Mr. HESELTON. Thank you very much.

(The matter referred to is as follows:)

ANNOUNCING THE COOPERATIVE HEALTH INSURANCE PLAN (CHIP)

OF MILWAUKEE, INC. Chartered and incorporated under the laws of the State of Wisconsin, approved

by the State of Wisconsin Department of Insurance-a nonprofit corporation organized pursuant to section 185.25 to 185.35 of the Wisconsin Statutes. Date of incorporation : February 1, 1954.

Compare CHIP coverage with any other medical plan. CHIP'S comprehensive medical care combined with hospitalization insurance, gives you and your family true medical security—the most complete protection available.

CHIP PAYS FOR EVERY MEDICAL NEED

CHIP pays all the doctor bills, not just part of them.

Existing medical and surgical plans provide too little for most people and are too late for many. CHIP, however, gives you every medical attentionwhenever you need it. You need never worry about doctor's bills again.

How is this possible? CHIP is prepaid all-inclusive care under private physicians, paid for in advance, provided by two medical groups. You choose a personal family physician from one of these groups. Specialists in 12 different fields of medicine and surgery work with him.

You get diagnosis and treatment in your home, in doctors' offices, in the medical center of your choice, in hospitals. From a common cold to the most complicated and delicate surgery, CHIP gives you comprehensive coverage.

Here's what CHIP does for you:
1. Keeps sickness form wiping out your lifetime savings.
2. Catches disease in early stages, actually prevents medical disaster.
3. Gives you a family doctor of your own choice to visit at any time.

4. Provides a staff of specialists, latest equipment, and highest quality service to keep you well.

5. Look at the services pictured around this page. Where could you get all this anywhere else?

There is no small print in the CHIP plan. The only medical conditions that CHIP doctors are not responsible for are drug addiction and acute alcoholism. Nor does CHIP duplicate protection that is already provided by the Veterans' Administration, workmen's compensation and care that is given free of charge by State and county institutions, such as tuberculosis care at Muirdale Sanitorium. In addition, CHIP does not provide such things as artificial limbs, eyeglasses, etc., although the doctor's services in prescribing and fitting such appliances are included.

Furthermore, some hospitals supply certain services, such as anesthesia, which are usually covered by hospital insurance, and are therefore not duplicated by CHIP.

CHIP will provide drugs and prescriptions at cost.

Figured on a 40-hour-week basis, the cost of CHIP is approximately 2 cents an hour for single person; 4 cents an hour for married couple; 6 cents an hour for the family.

Shared with your employer, the price of a package of cigarettes per day means you will never have to worry about doctor bills again.
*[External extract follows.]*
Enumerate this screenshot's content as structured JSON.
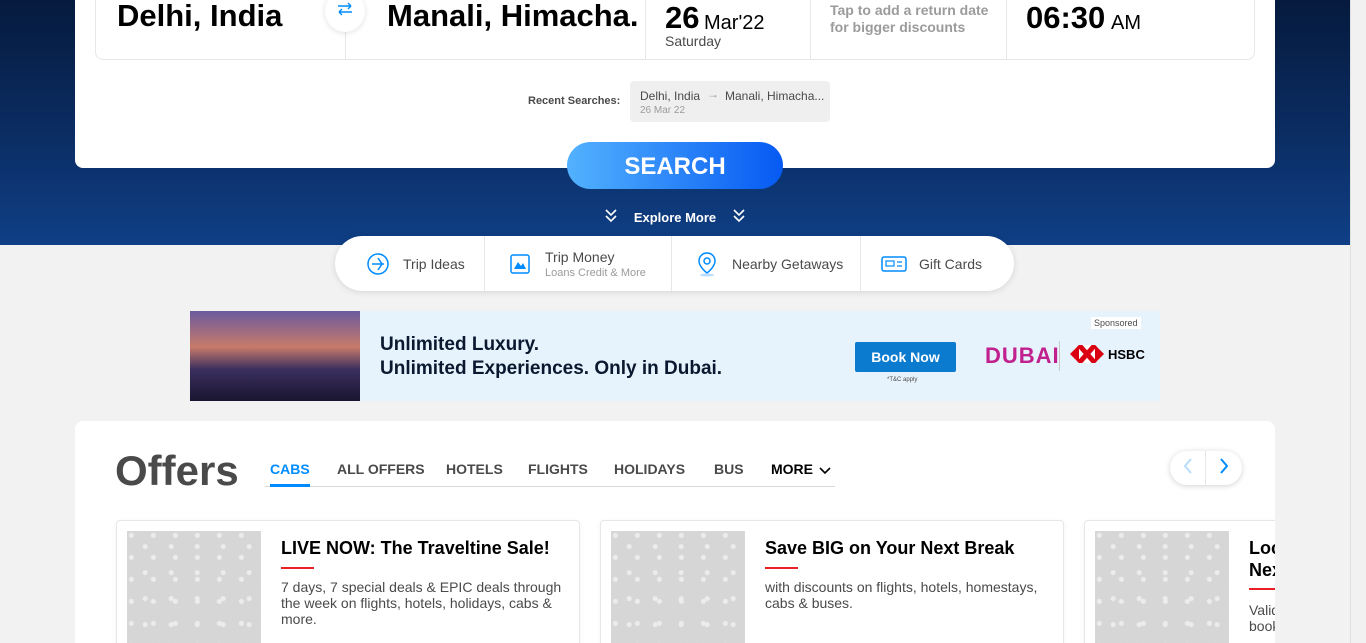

Approximately what does it cost per month? Single person, regardless of age, $3.56; married couple, regardless of age, $7.12; family, including all children under 18, $10.68. Plus the cost of good hospital insurance to pay hospital room and board, nursing and other services while in a hospital, etc.

The cost of medical help is predictable—the price of sickness is not.

Probably 50,000 Milwaukee families had to pay from 10 percent to over 100 percent of their income on hospital and doctor bills last year. Average cost $252 or $21 per month.

When a plan like CHIP comes along, you want to learn everything possible about it; in fact, you want to be prepared to fight for it. Here are some basic facts.

Who owns CHIP? You, the subscriber ; CHIP is a cooperative.

Who controls CHIP? Your annually elected representatives serving as its board of directors.

Who operates CHIP? The board of directors on business policy and a medical control board on medical policy.